In a first interview since setting foot on Scottish soil in July, Professor Todd Walker, an experienced Australian educational leader, declared that the days of UHI "vanity courses" were over.

To that end, a curriculum review has been set in motion that will see him liaise closely with employers, innovators and decision-makers in established and emerging sectors.

The aim will be to sharpen UHI’s offering for the good of students and to help nurture and feed growing areas of the Highland economy.

On first taking the post in February, the professor turned night owl while working half a world away at sun-kissed Coffs Harbour on the New South Wales coast.

While the hard work began immediately, the extreme remote-working scenario held back the building of closer relationships, both within UHI and elsewhere in the Highlands.

Now settled in the correct hemisphere, the former provost and deputy vice-chancellor of University of New England said: "The university has started a curriculum review to examine, among other things, workforce alignment and demand. The review is in its early stages and will take two to three years.

"For some kids, their biggest ambition is to escape. We want them to find opportunities to stay in their home city, town or village. It is about training talent to retain talent.

"One of the biggest focuses in the next five years will be to make sure that courses and training we provide are aligned to growth in the economy.

"I’d go on the record as saying the days of having a vanity course, unit or subject are over. We’re not here to study something for which there is no direct employment, growing market or sector."

Renewables, at hubs like the Port of Cromarty Firth, is one area abuzz with potential, but only one.

"Seven or eight different sectors are starting to grow," he said.

"That’s one of the great things about Scotland at the moment. You can start to see this energy coming back into the economy, built around different industries.

"Our role – and we have a duty of care – is to provide the workforce of the future to help fuel that growth."

Having worked in multi-campus, regional universities in Australia for more than 20 years, Prof Walker (57) understands the challenges facing technologically advanced, geographically challenged institutions like UHI.

An accomplished clinical cytologist with a strong teaching, research and consultancy background, he has a first-class honours degree in medical biotechnology and PhD in molecular oncology.

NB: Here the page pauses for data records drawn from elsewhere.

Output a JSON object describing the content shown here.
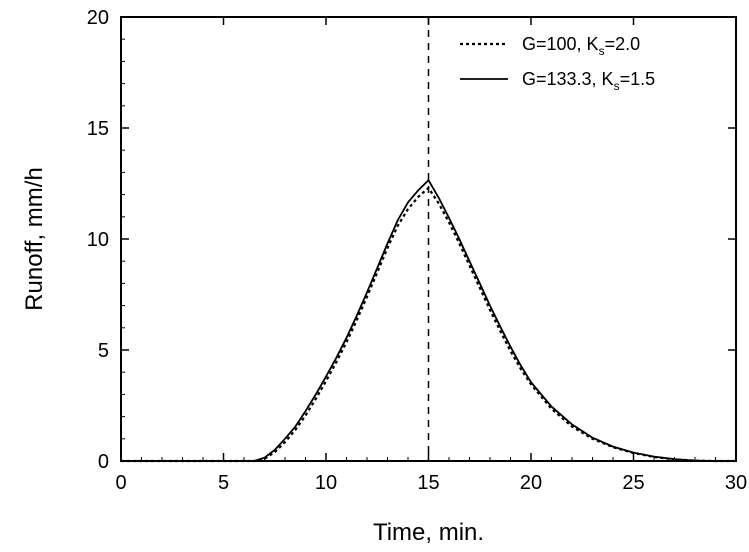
{
  "chart_data": {
    "type": "line",
    "xlabel": "Time, min.",
    "ylabel": "Runoff, mm/h",
    "xlim": [
      0,
      30
    ],
    "ylim": [
      0,
      20
    ],
    "xticks": [
      0,
      5,
      10,
      15,
      20,
      25,
      30
    ],
    "yticks": [
      0,
      5,
      10,
      15,
      20
    ],
    "xtick_labels": [
      "0",
      "5",
      "10",
      "15",
      "20",
      "25",
      "30"
    ],
    "ytick_labels": [
      "0",
      "5",
      "10",
      "15",
      "20"
    ],
    "grid": false,
    "legend": "top-right",
    "reference_line": {
      "x": 15,
      "style": "dashed"
    },
    "series": [
      {
        "name_main": "G=100,  K",
        "name_sub": "s",
        "name_tail": "=2.0",
        "style": "dotted",
        "x": [
          0,
          6.5,
          7,
          7.5,
          8,
          8.5,
          9,
          9.5,
          10,
          10.5,
          11,
          11.5,
          12,
          12.5,
          13,
          13.5,
          14,
          14.5,
          15,
          15.5,
          16,
          16.5,
          17,
          17.5,
          18,
          18.5,
          19,
          19.5,
          20,
          21,
          22,
          23,
          24,
          25,
          26,
          27,
          28,
          29,
          30
        ],
        "y": [
          0,
          0,
          0.1,
          0.4,
          0.85,
          1.4,
          2.05,
          2.8,
          3.6,
          4.45,
          5.35,
          6.35,
          7.4,
          8.5,
          9.6,
          10.6,
          11.35,
          11.9,
          12.3,
          11.6,
          10.75,
          9.8,
          8.8,
          7.8,
          6.8,
          5.85,
          4.95,
          4.15,
          3.45,
          2.35,
          1.55,
          1.0,
          0.62,
          0.36,
          0.18,
          0.07,
          0.02,
          0,
          0
        ]
      },
      {
        "name_main": "G=133.3, K",
        "name_sub": "s",
        "name_tail": "=1.5",
        "style": "solid",
        "x": [
          0,
          6.5,
          7,
          7.5,
          8,
          8.5,
          9,
          9.5,
          10,
          10.5,
          11,
          11.5,
          12,
          12.5,
          13,
          13.5,
          14,
          14.5,
          15,
          15.5,
          16,
          16.5,
          17,
          17.5,
          18,
          18.5,
          19,
          19.5,
          20,
          21,
          22,
          23,
          24,
          25,
          26,
          27,
          28,
          29,
          30
        ],
        "y": [
          0,
          0,
          0.15,
          0.5,
          1.0,
          1.55,
          2.25,
          3.0,
          3.8,
          4.65,
          5.55,
          6.55,
          7.6,
          8.7,
          9.8,
          10.85,
          11.65,
          12.2,
          12.65,
          11.85,
          10.95,
          10.0,
          9.0,
          8.0,
          7.0,
          6.05,
          5.15,
          4.3,
          3.55,
          2.45,
          1.65,
          1.05,
          0.65,
          0.38,
          0.2,
          0.08,
          0.02,
          0,
          0
        ]
      }
    ]
  }
}
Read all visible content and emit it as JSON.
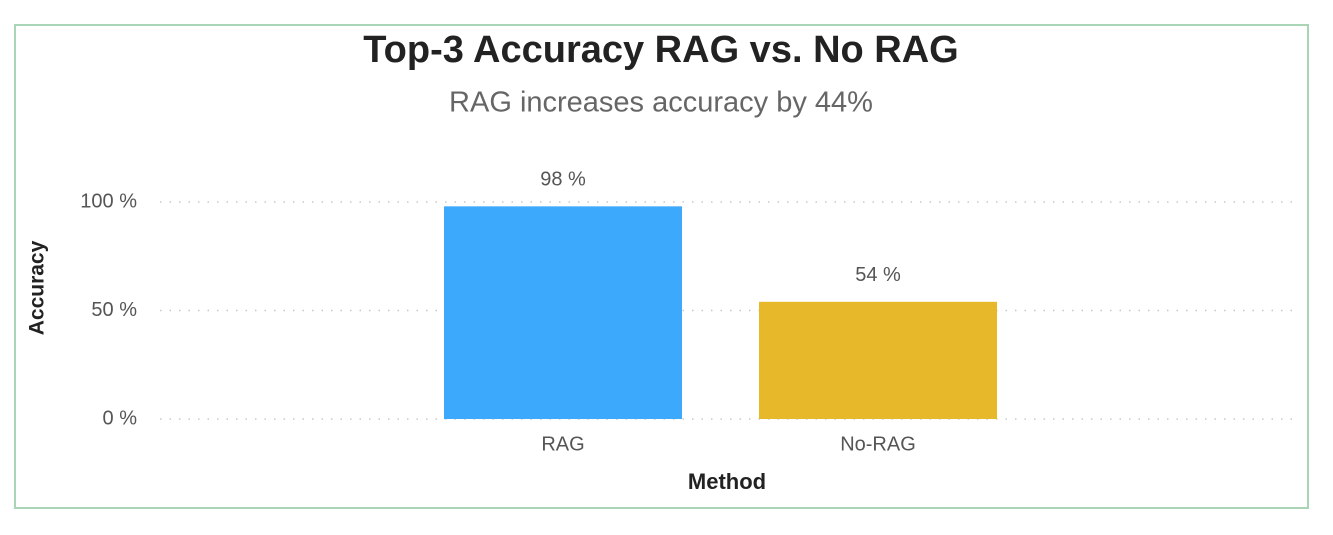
{
  "chart_data": {
    "type": "bar",
    "title": "Top-3 Accuracy RAG vs. No RAG",
    "subtitle": "RAG increases accuracy by 44%",
    "x_label": "Method",
    "y_label": "Accuracy",
    "categories": [
      "RAG",
      "No-RAG"
    ],
    "values": [
      98,
      54
    ],
    "value_labels": [
      "98 %",
      "54 %"
    ],
    "colors": [
      "#3da9fc",
      "#e6b82a"
    ],
    "ylim": [
      0,
      100
    ],
    "yticks": [
      {
        "value": 0,
        "label": "0 %"
      },
      {
        "value": 50,
        "label": "50 %"
      },
      {
        "value": 100,
        "label": "100 %"
      }
    ],
    "grid": true
  }
}
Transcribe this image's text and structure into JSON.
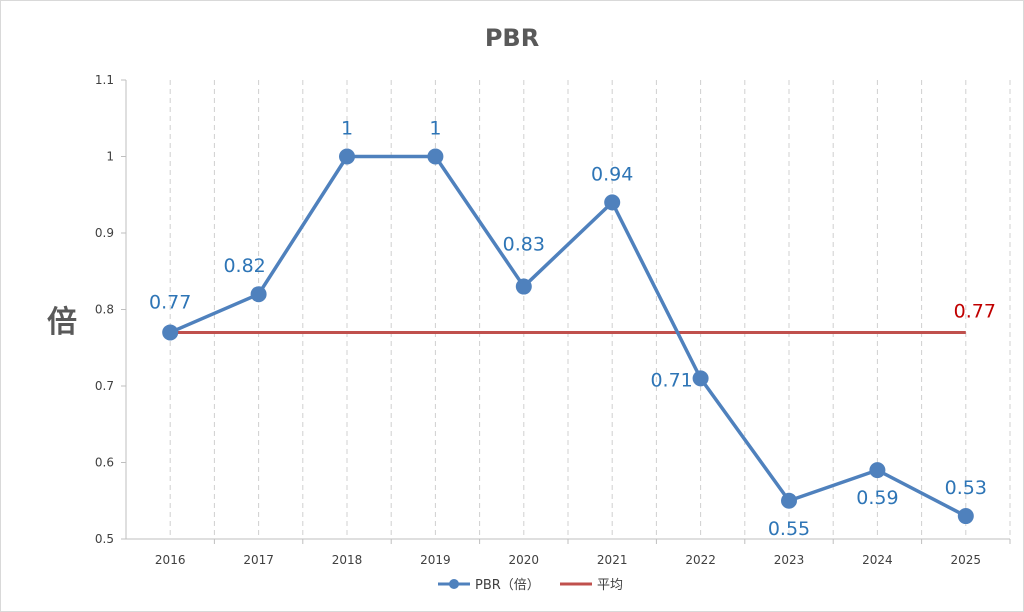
{
  "chart_data": {
    "type": "line",
    "title": "PBR",
    "ylabel": "倍",
    "xlabel": "",
    "categories": [
      "2016",
      "2017",
      "2018",
      "2019",
      "2020",
      "2021",
      "2022",
      "2023",
      "2024",
      "2025"
    ],
    "ylim": [
      0.5,
      1.1
    ],
    "yticks": [
      "0.5",
      "0.6",
      "0.7",
      "0.8",
      "0.9",
      "1",
      "1.1"
    ],
    "series": [
      {
        "name": "PBR（倍）",
        "values": [
          0.77,
          0.82,
          1,
          1,
          0.83,
          0.94,
          0.71,
          0.55,
          0.59,
          0.53
        ],
        "labels": [
          "0.77",
          "0.82",
          "1",
          "1",
          "0.83",
          "0.94",
          "0.71",
          "0.55",
          "0.59",
          "0.53"
        ],
        "color": "#4f81bd",
        "label_color": "#2e75b6",
        "marker": "circle"
      },
      {
        "name": "平均",
        "values": [
          0.77,
          0.77,
          0.77,
          0.77,
          0.77,
          0.77,
          0.77,
          0.77,
          0.77,
          0.77
        ],
        "end_label": "0.77",
        "color": "#c0504d",
        "label_color": "#c00000"
      }
    ],
    "grid": {
      "vertical": true,
      "horizontal": false,
      "style": "dashed"
    },
    "legend": "bottom"
  }
}
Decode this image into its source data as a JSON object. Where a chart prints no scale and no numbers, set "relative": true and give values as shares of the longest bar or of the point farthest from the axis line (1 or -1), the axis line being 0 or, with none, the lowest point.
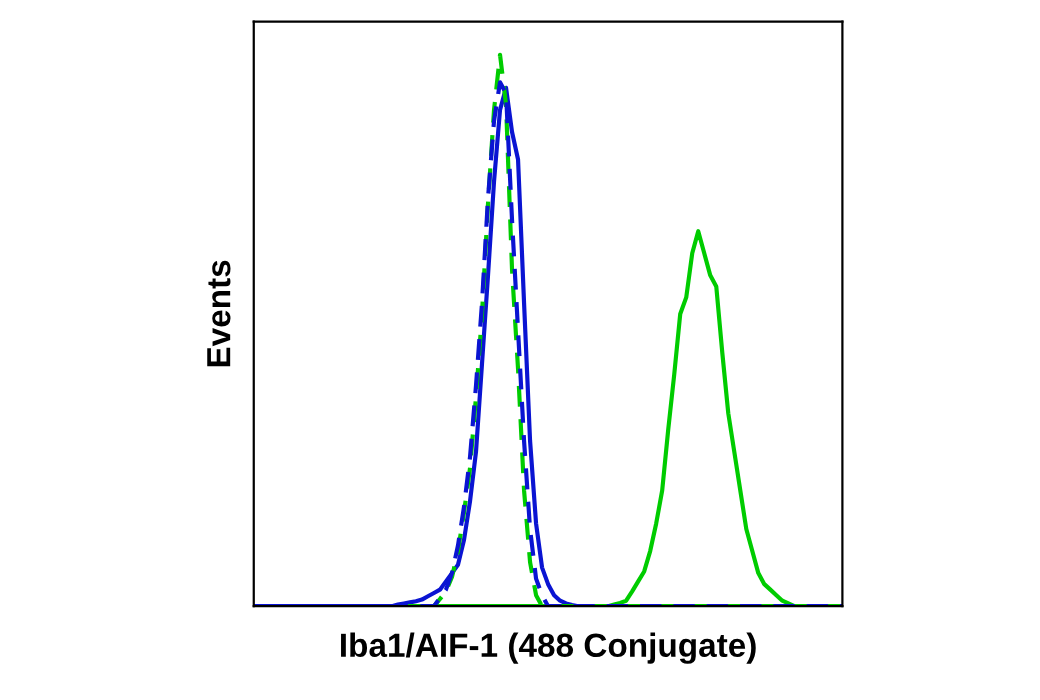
{
  "chart_data": {
    "type": "line",
    "relative": true,
    "xlabel": "Iba1/AIF-1 (488 Conjugate)",
    "ylabel": "Events",
    "grid": false,
    "legend": false,
    "marker": "none",
    "categories": [
      null,
      null,
      null,
      null,
      null,
      null,
      null,
      null,
      null,
      null,
      null,
      null,
      null,
      null,
      null,
      null,
      null,
      null,
      null,
      null,
      null,
      null,
      null,
      null,
      null,
      null,
      null,
      null,
      null,
      null,
      null,
      null,
      null,
      null,
      null,
      null,
      null,
      null,
      null,
      null,
      null,
      null,
      null,
      null,
      null,
      null,
      null,
      null,
      null,
      null,
      null,
      null,
      null,
      null,
      null,
      null,
      null,
      null,
      null,
      null,
      null,
      null,
      null,
      null,
      null,
      null,
      null,
      null,
      null,
      null,
      null,
      null,
      null,
      null,
      null,
      null,
      null,
      null,
      null,
      null,
      null,
      null,
      null,
      null,
      null,
      null,
      null,
      null,
      null,
      null,
      null,
      null,
      null,
      null,
      null,
      null,
      null,
      null,
      null
    ],
    "series": [
      {
        "color": "#00cc00",
        "line_style": "solid",
        "values": [
          null,
          null,
          null,
          null,
          null,
          null,
          null,
          null,
          null,
          null,
          null,
          null,
          null,
          null,
          null,
          null,
          null,
          null,
          null,
          null,
          null,
          null,
          null,
          null,
          0,
          0,
          0,
          0,
          0,
          0,
          0,
          0,
          0,
          0,
          0,
          0,
          0,
          0,
          0,
          0,
          0,
          0,
          0,
          0,
          0,
          0,
          0,
          0,
          0,
          0,
          0,
          0,
          0,
          0,
          0,
          0,
          0,
          0,
          0,
          0,
          0.003,
          0.006,
          0.01,
          0.027,
          0.045,
          0.063,
          0.1,
          0.15,
          0.21,
          0.32,
          0.42,
          0.53,
          0.56,
          0.64,
          0.68,
          0.64,
          0.6,
          0.58,
          0.46,
          0.35,
          0.28,
          0.21,
          0.14,
          0.1,
          0.06,
          0.04,
          0.03,
          0.02,
          0.01,
          0.005,
          0,
          0,
          0,
          0,
          0,
          0,
          0,
          0,
          0
        ]
      },
      {
        "color": "#0a14d2",
        "line_style": "solid",
        "values": [
          0,
          0,
          0,
          0,
          0,
          0,
          0,
          0,
          0,
          0,
          0,
          0,
          0,
          0,
          0,
          0,
          0,
          0,
          0,
          0,
          0,
          0,
          0,
          0,
          0.003,
          0.005,
          0.007,
          0.009,
          0.012,
          0.018,
          0.024,
          0.03,
          0.045,
          0.06,
          0.075,
          0.12,
          0.19,
          0.28,
          0.44,
          0.6,
          0.77,
          0.9,
          0.94,
          0.86,
          0.81,
          0.55,
          0.3,
          0.15,
          0.07,
          0.04,
          0.02,
          0.01,
          0.005,
          0.002,
          0,
          0,
          0,
          0,
          0,
          0,
          0,
          0,
          0,
          0,
          0,
          0,
          0,
          0,
          0,
          0,
          0,
          0,
          0,
          0,
          0,
          0,
          0,
          0,
          0,
          0,
          0,
          0,
          0,
          0,
          0,
          0,
          0,
          0,
          0,
          0,
          0,
          0,
          0,
          0,
          0,
          0,
          0,
          0,
          0
        ]
      },
      {
        "color": "#00cc00",
        "line_style": "dashed",
        "values": [
          null,
          null,
          null,
          null,
          null,
          null,
          null,
          null,
          null,
          null,
          null,
          null,
          null,
          null,
          null,
          null,
          null,
          null,
          null,
          null,
          null,
          null,
          null,
          0,
          0,
          0,
          0,
          0,
          0,
          0,
          0,
          0.013,
          0.027,
          0.053,
          0.1,
          0.17,
          0.25,
          0.38,
          0.53,
          0.73,
          0.9,
          1,
          0.91,
          0.61,
          0.43,
          0.21,
          0.08,
          0.02,
          0,
          0,
          0,
          0,
          0,
          0,
          0,
          0,
          0,
          0,
          0,
          0,
          0,
          0,
          0,
          0,
          0,
          0,
          0,
          0,
          0,
          0,
          0,
          0,
          0,
          0,
          0,
          0,
          0,
          0,
          0,
          0,
          0,
          0,
          0,
          0,
          0,
          0,
          0,
          0,
          0,
          0,
          0,
          0,
          0,
          0,
          0,
          0,
          0,
          0,
          0
        ]
      },
      {
        "color": "#0a14d2",
        "line_style": "dashed",
        "values": [
          0,
          0,
          0,
          0,
          0,
          0,
          0,
          0,
          0,
          0,
          0,
          0,
          0,
          0,
          0,
          0,
          0,
          0,
          0,
          0,
          0,
          0,
          0,
          0,
          0,
          0,
          0,
          0,
          0,
          0,
          0,
          0.015,
          0.03,
          0.06,
          0.11,
          0.18,
          0.27,
          0.4,
          0.55,
          0.74,
          0.88,
          0.95,
          0.93,
          0.7,
          0.5,
          0.3,
          0.14,
          0.05,
          0.02,
          0,
          0,
          0,
          0,
          0,
          0,
          0,
          0,
          0,
          0,
          0,
          0,
          0,
          0,
          0,
          0,
          0,
          0,
          0,
          0,
          0,
          0,
          0,
          0,
          0,
          0,
          0,
          0,
          0,
          0,
          0,
          0,
          0,
          0,
          0,
          0,
          0,
          0,
          0,
          0,
          0,
          0,
          0,
          0,
          0,
          0,
          0,
          0,
          0,
          0
        ]
      }
    ]
  }
}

He has a passion for "regional communities, the power of place and the quality of student experience" in tertiary education.

While life was idyllic by the beach at Coffs Harbour, 500 miles between Sydney and Brisbane, Prof Walker’s working day began at 5.30pm and ended at 2.30am. The peculiar novelty of taking the family evening meal as pre-work breakfast wore thin.

“It was something I, and the family, adapted to, but I’m glad it is over!” he said.

He will now lead a three-month tour of all college and teaching locations. Meeting industry leaders is also high on his priority list.

"With 13 colleges across the Highlands and Islands, Moray and Perthshire, our footprint is a third of Scotland," he said.

"That’s an enormous responsibility, particularly with students who might not otherwise go to a university or college. I want to use our 10th birthday celebration to really think about our vision, brand and mission over the next five years.

"The communities we serve will start to hear more of our narrative. It is about getting a sense of momentum back into UHI after Covid."

Soaking up his new surroundings with relish and fascination, he and wife Jayne – who have two grown-up children – settled in quickly, helped by some Aussie-style barbecue weather.

It was love at third sight, having previously visited as a young backpacker and then as inquisitive academic.

"The easiest thing is talking to Highland people," he said.

"The hardest is getting pronunciation right. I only just found out that I’ve been saying Avoch completely wrong.

"My neighbour and I have formed a friendship. He, in his thick accent, says ‘hiya!’ to me and I return a ‘g’day!’

"That’s the beauty of moving to another country and culture. It has been an incredibly warm welcome."